Die Stunde des Schakals (German Edition)
Mit den Fingerknöcheln stützte er sich auf der Schreibtischplatte ab. Der Angolaner war noch etwas tiefer in seinen Plastikstuhl hineingerutscht. Es sah aus, als würde er irgendwann darin verschwinden.
Clemencia warf Robinson einen warnenden Blick zu. Robinson hob die Fäuste vom Schreibtisch und zeigte die Handflächen in einer Geste, die bedeuten sollte: Ich doch nicht! Er grinste, setzte sich, schlug ein Bein übers andere und sagte in ganz normaler Lautstärke: «Ich habe genug Zeit.»

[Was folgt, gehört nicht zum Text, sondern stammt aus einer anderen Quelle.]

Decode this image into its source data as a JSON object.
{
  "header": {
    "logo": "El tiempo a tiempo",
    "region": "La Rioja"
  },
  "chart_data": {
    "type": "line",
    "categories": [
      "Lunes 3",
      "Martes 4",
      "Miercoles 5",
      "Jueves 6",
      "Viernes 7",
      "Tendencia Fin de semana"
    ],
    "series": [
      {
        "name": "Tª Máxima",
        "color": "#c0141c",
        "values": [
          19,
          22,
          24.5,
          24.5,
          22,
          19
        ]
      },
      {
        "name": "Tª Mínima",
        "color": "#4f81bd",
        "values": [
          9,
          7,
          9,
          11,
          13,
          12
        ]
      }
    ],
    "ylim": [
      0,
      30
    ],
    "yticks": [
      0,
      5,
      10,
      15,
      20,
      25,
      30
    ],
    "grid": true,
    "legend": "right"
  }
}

Clemencia schloss die Tür und ging weiter zu ihrem Zimmer. An der Wand gegenüber lehnte Claus Tiedtke. Er lächelte und sagte mit einer Spur Verlegenheit, dass er anzurufen versucht habe, aber Clemencias Handy ausgeschaltet sei.
«Wie war das Konzert im Blitzkrieg ?», fragte Clemencia.
Tiedtke zuckte die Achseln. «Allein hatte ich auch keine Lust hinzugehen.»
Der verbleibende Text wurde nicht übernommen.